Is writing to a section not defined in linker file allowed?

In my linker file, I have the following memory sections.

MEMORY
{
    ram (rwx) : ORIGIN = 0x20000000, LENGTH = 64k

    mram (rwx) : ORIGIN = 0xA0000010, LENGTH = 1M
}

The actual address of the mram peripheral starts at 0xA0000000. In a C file I can write to a specific memory address as

 (*(uint32_t *)(void *)0xA0000000) = 0xaabbccdd;

Will this cause any problems?


Solution 1:

The space specified in the linker script defines where and what the linker can locate in the defined memory regions. It will not locate anything to the "hole" you have left at 0xA0000000 to 0xA000000F because it is not aware of it.

In that sense it is "safe" in that the linker will not attempt to use that space. It is entirely in the control of your code - you have taken responsibility for that region by not giving it to the linker. And indeed the statement:

(*(uint32_t *)(void *)0xA0000000) = 0xaabbccdd;

will write a 32 bit value to that location. The point is neither the compiler nor the linker will prevent you from doing what you will in that region.

What is less plausible is LENGTH = 1M. That would make your mram 0x100010 bytes long (i.e. 1M + 0x10). That is a problem because the linker is free to locate objects in the region 0x100000 to 0x10000F. The consequences of that depend on your hardware, but quite possibly it will wrap into the region 0x100000 to 0x10000F that you have attempted to hide from the linker. I would imagine that you need LENGTH = 1M - 0x10 or LENGTH = 0x0FFFF0.

Now while you can absolve the linker from managing that region in order to manage it in your code, it may not be the best approach. It would be better to create a linker symbol at the required absolute address.

So given:

MEMORY
{
    ram (rwx) : ORIGIN = 0x20000000, LENGTH = 64k

    mram (rwx) : ORIGIN = 0xA0000000, LENGTH = 1M
} 

Your would create a linker symbol in mram:

SECTIONS
{
    ...

    .mram :
    {
        reserved_mram = 0 ; /* address is zero offset from .mram1 */
        . += 0x10 ;         /* create 16 byte "hole" at address reserved_mram */

        ...  /* other mram linker assignment follows */

    } < mram

    ...
}

Then in your code you should be able to declare:

extern uint32_t reserved_mram[] ;  // 4 x 32-bit word array.

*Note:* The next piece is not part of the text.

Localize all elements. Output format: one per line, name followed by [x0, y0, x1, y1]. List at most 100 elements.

And through reserved_mram you can access the memory at 0xA00000000 symbolically and the code is always in sync with the linker script so you can relocate the space easily without introducing a conflict.

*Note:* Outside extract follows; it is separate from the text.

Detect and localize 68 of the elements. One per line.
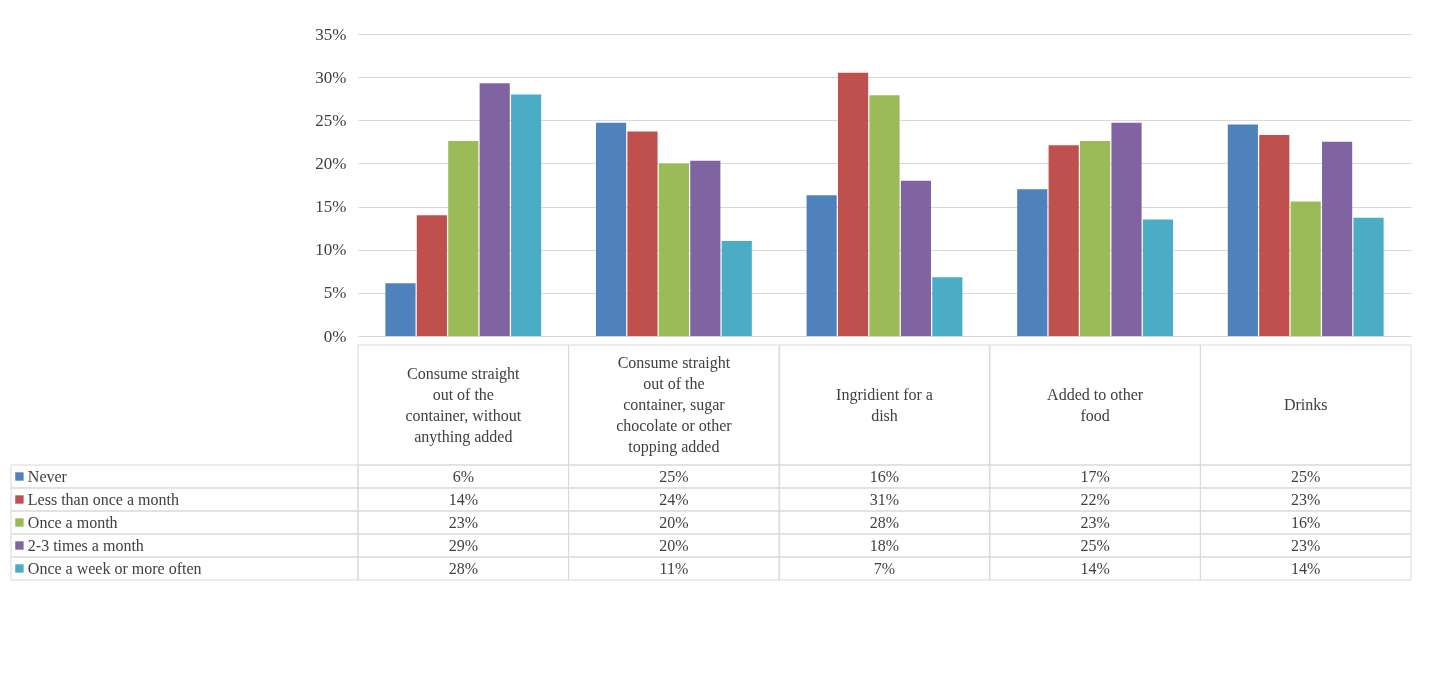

Of course there is no bounds checking and no size information - you still need to confine your access to reserved_mram[0] to reserved_mram[3].

You might alternatively create a separate symbol for each location (with meaningful names specific to your application):

    .mram :
    {
        reserved_mram1 = 0 ;
        . += 4 ;
        reserved_mram2 = . ;
        . += 4 ;
        reserved_mram3 = . ;
        . += 4 ;
        reserved_mram4 = . ;
        . += 4 ;

        ...  /* other mram linker usage follows */

    } < mram

Then in your code:

extern uint32_t reserved_mram1 ;
extern uint32_t reserved_mram2 ;
extern uint32_t reserved_mram3 ;
extern uint32_t reserved_mram4 ;

Another alternative; you might create an independent section for the region, then create variables within it using __attribute__((section(.xxx))) directives in the code. e.g:

MEMORY
{
    ram (rwx) : ORIGIN = 0x20000000, LENGTH = 64k

    mram1 (rwx) : ORIGIN = 0xA0000000, LENGTH = 0x10
    mram2 (rwx) : ORIGIN = 0xA0000010, LENGTH = 0xFFFF0
} 

SECTIONS
{
    ...

    .mram1 :
    {
        *(.mram1) 
    } < mram1

    ...
}

Then in your code:

uint32_t my_mram_data __attribute__ ((section (".mram1"))) ;

The variable my_mram_data will be created somewhare in .mram1, but the linker decides where. The advantage here is that you can create arbitrary variables in the code without modifying the linker script, and if you attempt to allocate to .mram1 more data than is available you will get a linker error.

Note that linker script syntax is arcane and varies between linkers - I am unassuming this relates to the GNU linker? But my linker foo is strictly on demand (i.e. I figure it out when I need to) and I make no claim that any of the above is complete or correct, or even the only possible solutions - regard it as illustrative, and refer to the linker documentation for accurate information.